Is morality a heresy? Morality is a heresy when it becomes a substitute
for our life in Christ. Morality becomes a substitute for our life in
Christ when we reduce religion to a moral code, when we reduce the
faith to a system of correct behaviour instead of a struggle to purify
the conscience and acquire the indwelling of the Holy Spirit. We cannot
acquire the Holy Spirit by means of correct behaviour, which is just a
matter of human works and legalistic works at that. Such an approach
fills us with so much judgement and condemnation and arrogance and
self-righteousness that the Holy Spirit remains alien to us. We begin
to think ourselves to be moral and everyone who is not like us somehow
immoral.
We
set ourselves as the criterion of morality, but there can be no true
morality without the inner transformation of our person. Perfect
holiness consists only in perfect love, not in correct behaviour.
Righteousness does not consist in correct behaviour, but in genuine
co-suffering love and pure faith. No deed has any moral value unless it
proceeds from the heart motivated by love. Otherwise it is simply
ethical or correct behaviour according to one or another system of
law—a human work which anyone in any culture, with or without faith in
God, can attain to. The Old Testament law could help to preserve
society but it could not save anyone, no matter how diligently they
fulfilled it to the letter. Moreover, since it could not transform the
heart, it could not even preserve the nation from falling constantly
away from God. Our Lord Jesus Christ, the only One who fulfilled
perfect righteousness was motivated solely by love, co-suffering love.
And that is why our Lord Jesus Christ became our righteousness on the
Cross, and imputed that righteousness to us through faith. Only
righteousness is the fulfilment of the law and righteousness consists
only in perfect love. The self-righteousness, the arrogance that we
have which makes us judge and condemn others, by which we put our foot
on the heads of the weak and push them deeper into darkness by our
arrogance—this is the apex of unrighteousness and it is a great sin.

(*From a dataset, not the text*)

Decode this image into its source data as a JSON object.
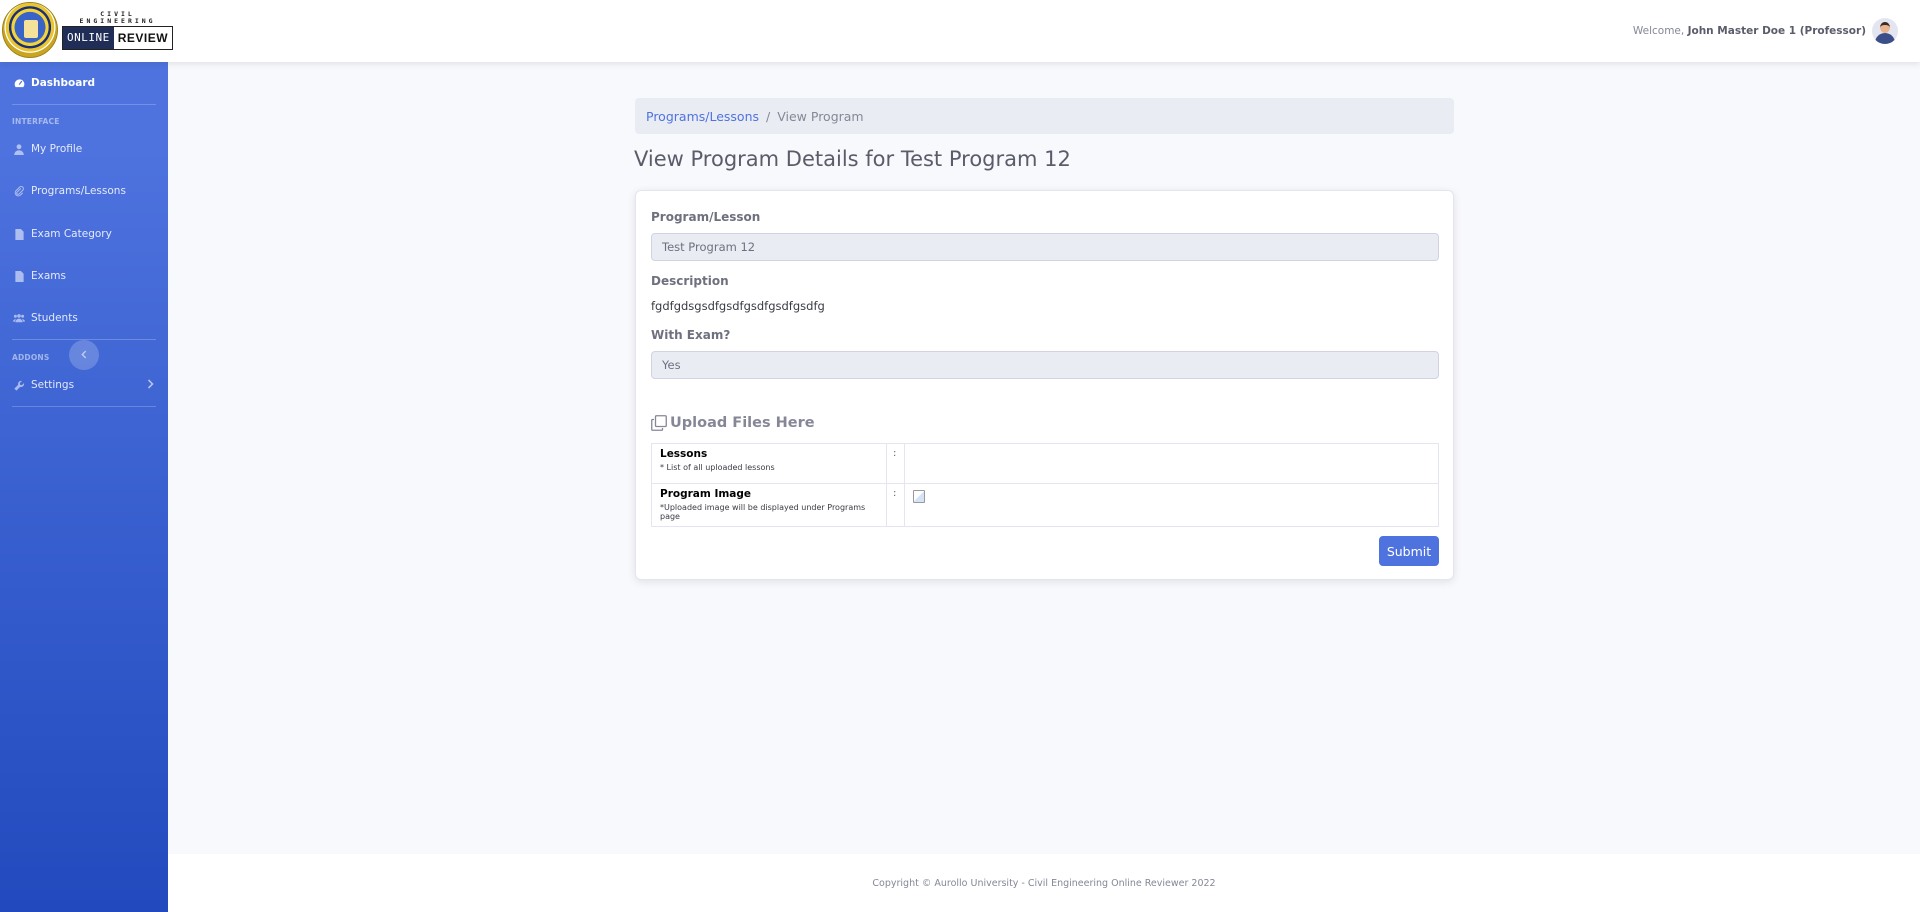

That is ultimately what our struggle of prayer is all about, trying to
acquire perfect, co-suffering love in ourselves, becoming truly
conformed to the image of Christ, so that we may actually share in His
glory, the glory of the Living God, receiving by grace through faith,
"the prize of the high calling of God in Christ Jesus." being "changed
into the same image from glory to glory by the Spirit of the Lord."
(Phil 3:14, 2 Cor. 3:18)

Thank you for this most insightful article. I was not aware that Orthodox believe in imputed righteousness. PJH
I do not believe that the Orthodox–certainly not Vladika Lazar–believes in imputed righteousness as described and defined within Protestant theology. Vladika believes that righteousness is conformity to the image of Christ that happens through the transfiguring work of the Spirit in our lives (see his last few sentences).